With the failure of Boehner's Plan B, any solution to avert the year-end fiscal cliff of automatic tax increases and spending cuts is likely to come down to negotiations between the White House and Senate, meaning McConnell will have a key role. A spokesman would not say whether the Kentucky senator has had any preliminary discussions with the White House.
Responding to McConnell during a back-and-forth exchange on the Senate floor, Majority Leader Harry Reid of Nevada bristled at the suggestion that Democrats were to blame for the failure of Plan B, which he dubbed a "political battering" for the speaker.
Boehner halted a vote on the bill because he could not round up the Republican votes to pass it; Democrats had pledged not to support it.
Reid said McConnell was "struggling to find a way to blame Democrats."
"I've served in the House. The speaker is all-powerful in the House. To blame us for the travesty that took place over there ... is pretty incredible," he said.

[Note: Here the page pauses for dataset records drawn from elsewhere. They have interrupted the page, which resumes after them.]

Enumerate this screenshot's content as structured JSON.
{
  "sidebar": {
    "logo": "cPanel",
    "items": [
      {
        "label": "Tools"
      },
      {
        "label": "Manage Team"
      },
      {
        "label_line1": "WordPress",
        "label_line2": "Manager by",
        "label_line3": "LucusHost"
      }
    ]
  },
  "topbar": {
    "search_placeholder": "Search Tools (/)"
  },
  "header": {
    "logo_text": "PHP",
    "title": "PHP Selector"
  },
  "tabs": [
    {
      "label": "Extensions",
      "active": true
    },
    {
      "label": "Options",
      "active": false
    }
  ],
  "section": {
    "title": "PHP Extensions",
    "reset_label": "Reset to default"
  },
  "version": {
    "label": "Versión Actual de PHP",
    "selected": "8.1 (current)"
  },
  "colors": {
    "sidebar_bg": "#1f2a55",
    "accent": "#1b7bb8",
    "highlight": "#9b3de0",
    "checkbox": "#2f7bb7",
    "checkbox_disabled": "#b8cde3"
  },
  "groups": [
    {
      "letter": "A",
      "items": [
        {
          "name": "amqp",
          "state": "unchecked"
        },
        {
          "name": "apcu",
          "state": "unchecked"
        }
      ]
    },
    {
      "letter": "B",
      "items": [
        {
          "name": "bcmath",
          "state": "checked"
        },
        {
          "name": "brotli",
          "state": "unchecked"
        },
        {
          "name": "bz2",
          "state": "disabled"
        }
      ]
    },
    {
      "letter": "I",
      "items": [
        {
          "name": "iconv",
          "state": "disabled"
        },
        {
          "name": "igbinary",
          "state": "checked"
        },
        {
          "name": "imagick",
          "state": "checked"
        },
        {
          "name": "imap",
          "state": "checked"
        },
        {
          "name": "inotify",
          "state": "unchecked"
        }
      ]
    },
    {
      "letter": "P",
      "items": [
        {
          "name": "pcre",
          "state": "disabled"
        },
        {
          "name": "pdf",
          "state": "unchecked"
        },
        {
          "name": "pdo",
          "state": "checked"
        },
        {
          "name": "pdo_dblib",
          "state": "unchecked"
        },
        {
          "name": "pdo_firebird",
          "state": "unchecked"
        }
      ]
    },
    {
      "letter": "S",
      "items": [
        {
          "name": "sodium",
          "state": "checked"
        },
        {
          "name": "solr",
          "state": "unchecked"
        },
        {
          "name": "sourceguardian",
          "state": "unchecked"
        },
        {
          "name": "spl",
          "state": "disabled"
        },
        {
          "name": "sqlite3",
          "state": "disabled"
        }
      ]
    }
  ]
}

Rather than take up a House bill that the Senate already voted down, Reid said the House should take up his chamber's proposal to extend the current tax rates for income up to $250,000 a year.
"It's time for the speaker and all Republicans to return to the negotiating table. We've never left," he said.
McConnell said he was just trying to suggest a pathway forward, and that time has run out for continued "finger-pointing."
"Somehow, someway we need to find a way forward here," he said.